- What is being assessed: Understanding of the role of technology in society, including behavioral implications of technology in the workplace
Technology influences how we work, and how we work influences technology. Whether it is a company installing a state-of-the-art accounting software that closes gaps/errors in previous practices, or existing work practices that demand that software be modified/customized to ‘fit’ an existing culture, there is almost always a give and take with people and technology. Organizational behavior professionals have been discussing the interaction between people and technology for decades.
Authors such as Debra Gash and Wanda Orlikowski at the MIT Sloan School of Management have researched how people and technologies introduced into companies can influence each other. Their work on the organizational impact of groupware such as Lotus Notes and the concept of technological frames of reference are great foundational pieces for students to begin to understand the interaction of people, work practices, and information technology.
So how can instructors assess the student learning outcome of “understanding of the role of technology in society, including behavioral implications of technology in the workplace?”
One possible way is to critique how well the student presents their analysis and argument, rather than simply whether or not they get the “right” answer (since there isn’t one correct answer). I would argue that how the student presents their analysis is far more important and relevant to a student’s learning about a topic than simply parroting textbook information.

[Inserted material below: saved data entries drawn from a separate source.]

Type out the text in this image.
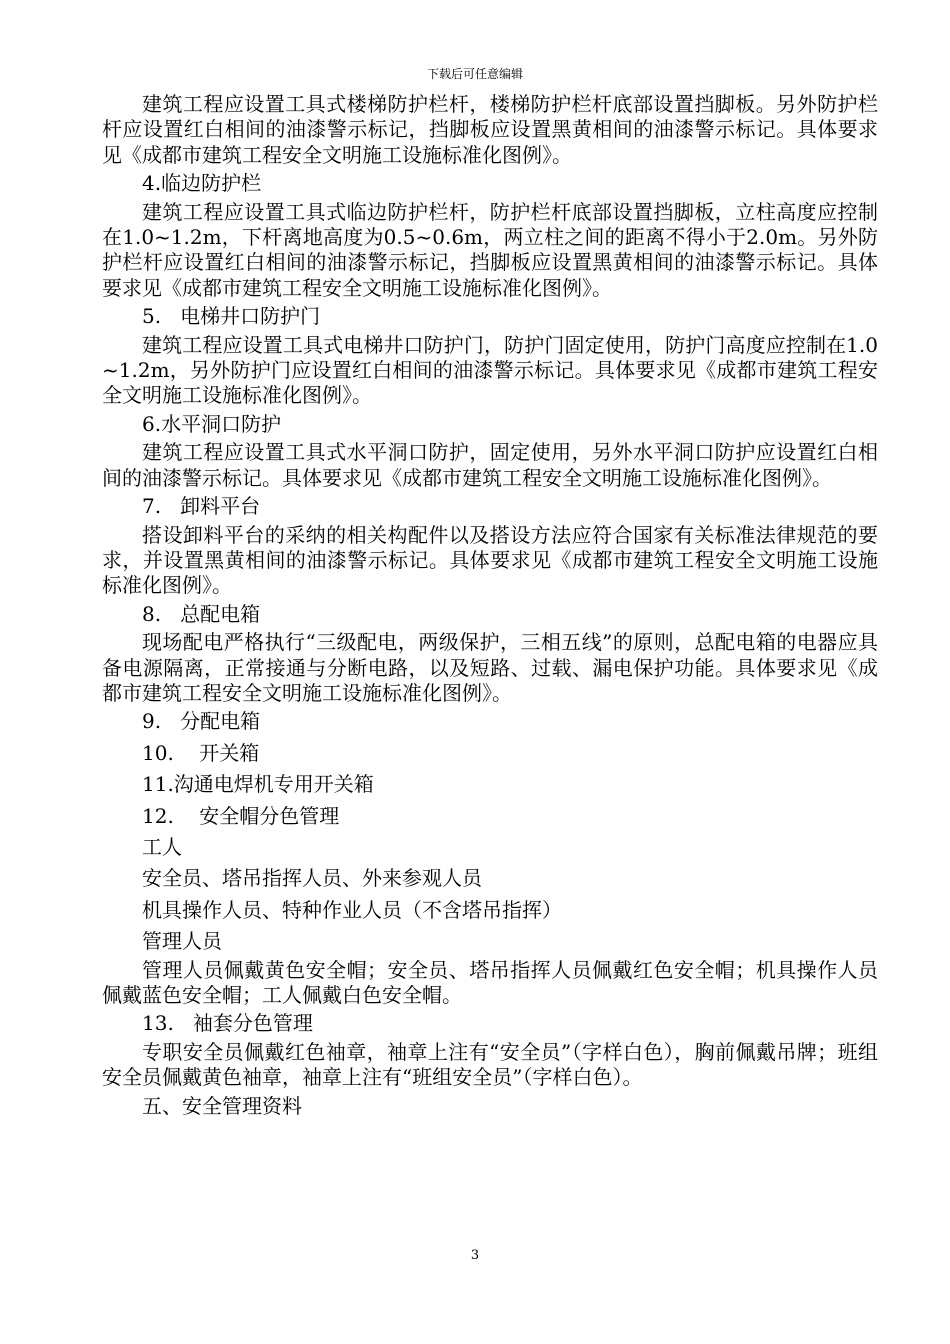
下载后可任意编辑
建筑工程应设置工具式楼梯防护栏杆，楼梯防护栏杆底部设置挡脚板。另外防护栏杆应设置红白相间的油漆警示标记，挡脚板应设置黑黄相间的油漆警示标记。具体要求见《成都市建筑工程安全文明施工设施标准化图例》。
4.临边防护栏
建筑工程应设置工具式临边防护栏杆，防护栏杆底部设置挡脚板，立柱高度应控制在1.0~1.2m，下杆离地高度为0.5~0.6m，两立柱之间的距离不得小于2.0m。另外防护栏杆应设置红白相间的油漆警示标记，挡脚板应设置黑黄相间的油漆警示标记。具体要求见《成都市建筑工程安全文明施工设施标准化图例》。
5.   电梯井口防护门
建筑工程应设置工具式电梯井口防护门，防护门固定使用，防护门高度应控制在1.0~1.2m，另外防护门应设置红白相间的油漆警示标记。具体要求见《成都市建筑工程安全文明施工设施标准化图例》。
6.水平洞口防护
建筑工程应设置工具式水平洞口防护，固定使用，另外水平洞口防护应设置红白相间的油漆警示标记。具体要求见《成都市建筑工程安全文明施工设施标准化图例》。
7.   卸料平台
搭设卸料平台的采纳的相关构配件以及搭设方法应符合国家有关标准法律规范的要求，并设置黑黄相间的油漆警示标记。具体要求见《成都市建筑工程安全文明施工设施标准化图例》。
8.   总配电箱
现场配电严格执行“三级配电，两级保护，三相五线”的原则，总配电箱的电器应具备电源隔离，正常接通与分断电路，以及短路、过载、漏电保护功能。具体要求见《成都市建筑工程安全文明施工设施标准化图例》。
9.   分配电箱
10.    开关箱
11.沟通电焊机专用开关箱
12.    安全帽分色管理
工人
安全员、塔吊指挥人员、外来参观人员
机具操作人员、特种作业人员（不含塔吊指挥）
管理人员
管理人员佩戴黄色安全帽；安全员、塔吊指挥人员佩戴红色安全帽；机具操作人员佩戴蓝色安全帽；工人佩戴白色安全帽。
13.   袖套分色管理
专职安全员佩戴红色袖章，袖章上注有“安全员”（字样白色），胸前佩戴吊牌；班组安全员佩戴黄色袖章，袖章上注有“班组安全员”（字样白色）。
五、安全管理资料
3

An excellent rubric to use for the assessment of a student’s work (and specifically this student learning outcome) is the Inquiry and Analysis VALUE rubric from the Association of American Colleges and Universities (AACU) https://www.aacu.org/value-rubrics. As stated on the aacu.org website, “VALUE stands for Valid Assessment of Learning in Undergraduate Education. VALUE is a campus-based, faculty developed assessment approach organized and lead by AAC&U as part of its Liberal Education and America’s Promise (LEAP) initiative.”
The Inquiry and Analysis VALUE rubric states that “Inquiry is a systematic process of exploring issues, objects or works through the collection and analysis of evidence that results in informed conclusions or judgments. Analysis is the process of breaking complex topics or issues into parts to gain a better understanding of them.” Each VALUE rubric contains several criteria to evaluate students’ work. The relevant criteria for assessing this student learning outcome might be:
a) Existing Knowledge, Research, and/or Views (synthesizes in-depth information from relevant sources representing various points of view/ approaches)
b) Design Process (all elements of the methodology or theoretical framework are skillfully developed. Appropriate methodology or theoretical frameworks may be synthesized from across disciplines or from relevant subdisciplines)
c) Analysis (organizes and synthesizes evidence to reveal insightful patterns, differences, or similarities related to focus)
d) Conclusions (states a conclusion that is a logical extrapolation from the inquiry findings)
e) Limitations & Implications (insightfully discusses in detail relevant and supported limitations and implications)
Using a rubric that evaluates the thought process of inquiry and analysis is far more useful and relevant to assess student learning outcome’s than simply recording whether or not the student has gotten the ‘right’ answer.